L’enseignement religieux étant supprimé dans les écoles, de nombreux congréganistes abandonnent leur poste ; Édouard Vaillant, à court de maîtres, ne peut qu’ébaucher une réforme profonde de l’enseignement, notamment de l’enseignement primaire et professionnel. Il n’en reste pas moins que la Commune a conçu clairement la nécessité d’un véritable enseignement, adapté à la classe ouvrière.

Par ailleurs, la Commune, avec Courbet au Comité des beaux-arts, s’est efforcée d’entretenir le mouvement artistique : peinture, musique, théâtre.

Tous les services publics étaient à reconstituer. Dans les limites de ses moyens, la Commune s’y efforça.

Aux Finances, François Jourde et son adjoint Varlin sont obsédés par un complexe de probité très proudhonien, par un respect de petites gens à l’égard de la banque. À la Monnaie, le probe Camélinat est lui aussi paralysé. Ils pourraient s’emparer des 214 millions en titres trouvés au ministère des Finances, des centaines de millions de numéraire entreposés à la Banque de France : ils ne le font pas, n’osant toucher à « la fortune de la France ». Et, pendant que la Commune obtient d’elle juste de quoi ne pas mourir, la Banque de France accepte 257 millions de francs de traites tirées sur elle par Versailles.

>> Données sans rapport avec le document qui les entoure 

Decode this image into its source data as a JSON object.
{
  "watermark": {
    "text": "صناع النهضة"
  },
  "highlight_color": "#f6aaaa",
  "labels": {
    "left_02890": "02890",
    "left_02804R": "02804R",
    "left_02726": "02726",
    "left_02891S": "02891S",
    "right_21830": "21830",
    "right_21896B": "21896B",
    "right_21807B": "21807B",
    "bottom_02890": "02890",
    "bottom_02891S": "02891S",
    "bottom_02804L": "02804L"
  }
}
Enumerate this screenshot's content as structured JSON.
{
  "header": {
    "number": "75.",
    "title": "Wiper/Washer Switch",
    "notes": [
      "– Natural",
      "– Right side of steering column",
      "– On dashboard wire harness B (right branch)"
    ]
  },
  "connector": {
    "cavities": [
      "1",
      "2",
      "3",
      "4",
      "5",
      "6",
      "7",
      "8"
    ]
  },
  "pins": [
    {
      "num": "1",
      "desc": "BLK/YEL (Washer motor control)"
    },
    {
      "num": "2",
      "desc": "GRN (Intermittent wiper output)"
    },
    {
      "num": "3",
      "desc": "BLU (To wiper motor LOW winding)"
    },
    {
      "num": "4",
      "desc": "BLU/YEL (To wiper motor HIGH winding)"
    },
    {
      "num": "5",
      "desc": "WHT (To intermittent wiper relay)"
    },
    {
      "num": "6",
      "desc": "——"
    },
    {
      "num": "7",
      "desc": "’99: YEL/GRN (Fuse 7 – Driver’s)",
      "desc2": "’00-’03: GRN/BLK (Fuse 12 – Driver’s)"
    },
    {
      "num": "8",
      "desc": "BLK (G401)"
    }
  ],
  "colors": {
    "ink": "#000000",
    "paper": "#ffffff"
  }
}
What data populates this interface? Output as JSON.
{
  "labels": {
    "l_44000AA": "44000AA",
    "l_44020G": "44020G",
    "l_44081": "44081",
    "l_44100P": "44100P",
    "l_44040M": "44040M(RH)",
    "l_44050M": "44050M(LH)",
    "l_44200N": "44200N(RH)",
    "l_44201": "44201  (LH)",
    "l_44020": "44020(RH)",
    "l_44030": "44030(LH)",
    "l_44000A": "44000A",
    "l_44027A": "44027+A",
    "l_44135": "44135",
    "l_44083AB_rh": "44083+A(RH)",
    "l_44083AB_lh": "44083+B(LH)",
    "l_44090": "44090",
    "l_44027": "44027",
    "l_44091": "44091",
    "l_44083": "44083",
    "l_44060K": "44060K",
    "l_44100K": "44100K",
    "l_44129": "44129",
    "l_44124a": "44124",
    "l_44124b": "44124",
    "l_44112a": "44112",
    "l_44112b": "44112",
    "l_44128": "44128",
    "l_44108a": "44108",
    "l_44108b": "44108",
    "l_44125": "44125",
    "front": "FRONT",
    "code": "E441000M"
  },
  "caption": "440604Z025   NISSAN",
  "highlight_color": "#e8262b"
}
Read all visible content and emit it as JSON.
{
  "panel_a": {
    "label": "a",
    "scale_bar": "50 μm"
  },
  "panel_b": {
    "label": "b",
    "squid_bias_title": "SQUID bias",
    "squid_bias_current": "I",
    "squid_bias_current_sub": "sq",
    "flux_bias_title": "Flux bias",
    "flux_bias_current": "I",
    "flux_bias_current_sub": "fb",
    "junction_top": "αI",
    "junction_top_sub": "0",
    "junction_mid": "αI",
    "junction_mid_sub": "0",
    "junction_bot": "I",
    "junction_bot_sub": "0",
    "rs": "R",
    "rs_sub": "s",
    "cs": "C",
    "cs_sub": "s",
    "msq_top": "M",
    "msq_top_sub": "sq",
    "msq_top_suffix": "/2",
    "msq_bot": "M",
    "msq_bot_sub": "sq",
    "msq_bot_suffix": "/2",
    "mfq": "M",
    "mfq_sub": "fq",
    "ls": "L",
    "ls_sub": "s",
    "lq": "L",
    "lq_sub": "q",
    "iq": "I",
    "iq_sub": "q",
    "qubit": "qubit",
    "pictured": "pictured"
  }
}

Quand Paris tombera sous les coups des versaillais, ceux-ci trouveront un « mur d’argent » plus solide que jamais.

À la Justice, un jeune blanquiste, Eugène Protot, essaie d’appliquer des mesures révolutionnaires au statut des officiers ministériels ; le 23 avril, il fait décréter que les huissiers, notaires, commissaires-priseurs et greffiers des tribunaux seront désormais nommés ; fonctionnaires, ils seront tenus de verser aux Finances les sommes perçues pour les actes de leur compétence.